Pour ce qui est strictement de l'audition, il faut un peu te blinder (pas le choix hélas). Là je peux peut-être t'aider. Repérer jusqu'où le niveau sonore peut monter en classe et tout en l'accueillant de façon bienveillante (sinon ça fausse tout, donc il faut faire ça a des moments ou tu es bien disposée et en forme) constater quel niveau d'inconfort cela produit chez toi. Tu peux te dire alors (et c'est très important) : je n'en meurs pas, mes oreilles n'en meurent pas, ce n'est pas ma situation préférée, mais c'est pas grave. A partir de là il faut vivre ces situations avec une sorte de coussin émotionnel virtuel sur les oreilles (un peu comme si tes sensations pénibles et tes émotions étaient un peu assourdies, sans que le son lui même le soit, suis-je clair ?). Ainsi tu dois arriver dans le contexte en sachant à quoi t'attendre et en y étant préparée. Et mécaniquement ça t'angoissera déjà moins.
Tant que tu es dans cet état d'angoisse (même légère) vis à vis du bruit, tu y réagiras mal (ça te tape sur le nerfs, ton corps et ton esprit se mettrons dans une posture incompatible avec la réception et sur-réagirons), ça te fera souffrir (physiquement et psychologiquement) et y'a rapidement plus moyen d'arrêter la machine. Il faut que tu essayes de recevoir tout ça positivement (une fois le coussin sur les oreilles c'est plus facile), avec le sourire (oui pour de vrai !). Au final la meilleures interprétation est plutôt neutre, mais passer par une vision exagérément positive peut être un bon moyen de sortir de la spirale de l'angoisse. Je ne sais pas si ça peut aider mais en technique de "visualisation" mentale j'ai parfois utilisé l'idée que tout les bruits qui m'entourent ne sont pas chaotiques, n'ont pas de sources multiples mais sont une seule et même partition dirigée par un chef d'orchestre vigilant, chaque son et chaque bruit est la source ou l'écho d'un autre, comme dans un chant en canon, chercher à percevoir l'harmonie, les grands mouvements, plutôt que la multiplicité.
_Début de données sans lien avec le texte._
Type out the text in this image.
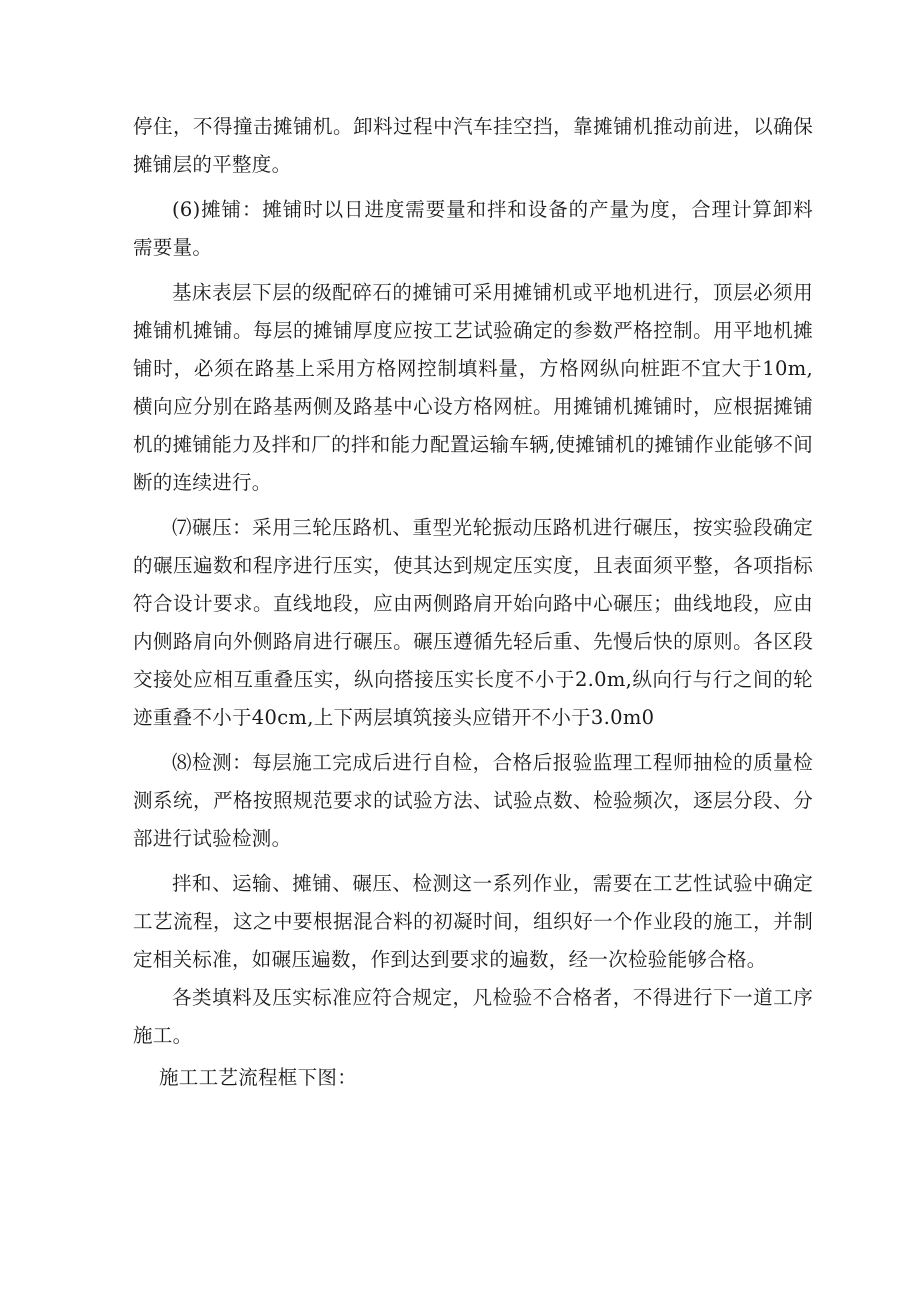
停住，不得撞击摊铺机。卸料过程中汽车挂空挡，靠摊铺机推动前进，以确保摊铺层的平整度。

(6)摊铺：摊铺时以日进度需要量和拌和设备的产量为度，合理计算卸料需要量。

基床表层下层的级配碎石的摊铺可采用摊铺机或平地机进行，顶层必须用摊铺机摊铺。每层的摊铺厚度应按工艺试验确定的参数严格控制。用平地机摊铺时，必须在路基上采用方格网控制填料量，方格网纵向桩距不宜大于10m,横向应分别在路基两侧及路基中心设方格网桩。用摊铺机摊铺时，应根据摊铺机的摊铺能力及拌和厂的拌和能力配置运输车辆,使摊铺机的摊铺作业能够不间断的连续进行。

⑺碾压：采用三轮压路机、重型光轮振动压路机进行碾压，按实验段确定的碾压遍数和程序进行压实，使其达到规定压实度，且表面须平整，各项指标符合设计要求。直线地段，应由两侧路肩开始向路中心碾压；曲线地段，应由内侧路肩向外侧路肩进行碾压。碾压遵循先轻后重、先慢后快的原则。各区段交接处应相互重叠压实，纵向搭接压实长度不小于2.0m,纵向行与行之间的轮迹重叠不小于40cm,上下两层填筑接头应错开不小于3.0m0

⑻检测：每层施工完成后进行自检，合格后报验监理工程师抽检的质量检测系统，严格按照规范要求的试验方法、试验点数、检验频次，逐层分段、分部进行试验检测。

拌和、运输、摊铺、碾压、检测这一系列作业，需要在工艺性试验中确定工艺流程，这之中要根据混合料的初凝时间，组织好一个作业段的施工，并制定相关标准，如碾压遍数，作到达到要求的遍数，经一次检验能够合格。

各类填料及压实标准应符合规定，凡检验不合格者，不得进行下一道工序施工。

施工工艺流程框下图：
Quel que soit le chemin le but est le même, t'apprendre à ne pas te faire angoisser par la situation et pouvoir du coup être plus attentives à ce qui se passe en toi (montée du stress) et autour de toi. Tu trouveras comment gérer ton stress à partir du moment où tu es prête à l'observer avec moins d'inquiétude. Sinon, tout est bloqué. De même la gestion de tes rapports avec les élèves et trouver le bon sens concernant le bruit tolérable sont totalement à ta portée dès lors que tu retrouves le contrôle de toi-même. Mais pourquoi pas associer tout ça. Tu moment que tu peux le faire avec de l'assurance, c'est jouable. Par exemple: tu peux leur dire que tu supportes mal le bruit, désolée, pas de chance, mais que c'est leur problème pas le tiens, car si ils ne respectent pas ton besoin de calme c'est eux qui en paieront le prix, mis à part ça tu les aimes bien, sans rancune les loulous, hein ? Dans le cas où ils sont trop bruyants pour toi, tu te tais, tu te calmes (au milieu de la tempête, le plus important est là), tu les fixes, tu souris et si ils n'arrêtent pas d'eux même c'est la punition, sans crier, et avec le sourire (genre je n'attendais que ça, oh comme ça me fait plaisir). La prochaine fois qu'ils te verrons les fixer en silence avec le sourire, y a des chances qu'ils se taisent d'eux même.
Voilà, rien de plus à dire pour l'instant.
Echauffement : 2 3 5 7, 1 3 7 9,... pouf, pouf... 3 9 ,1 7, 1 3 7, 3 9, 1 7, 1 3 9, 3 9, 7. Et ça rime !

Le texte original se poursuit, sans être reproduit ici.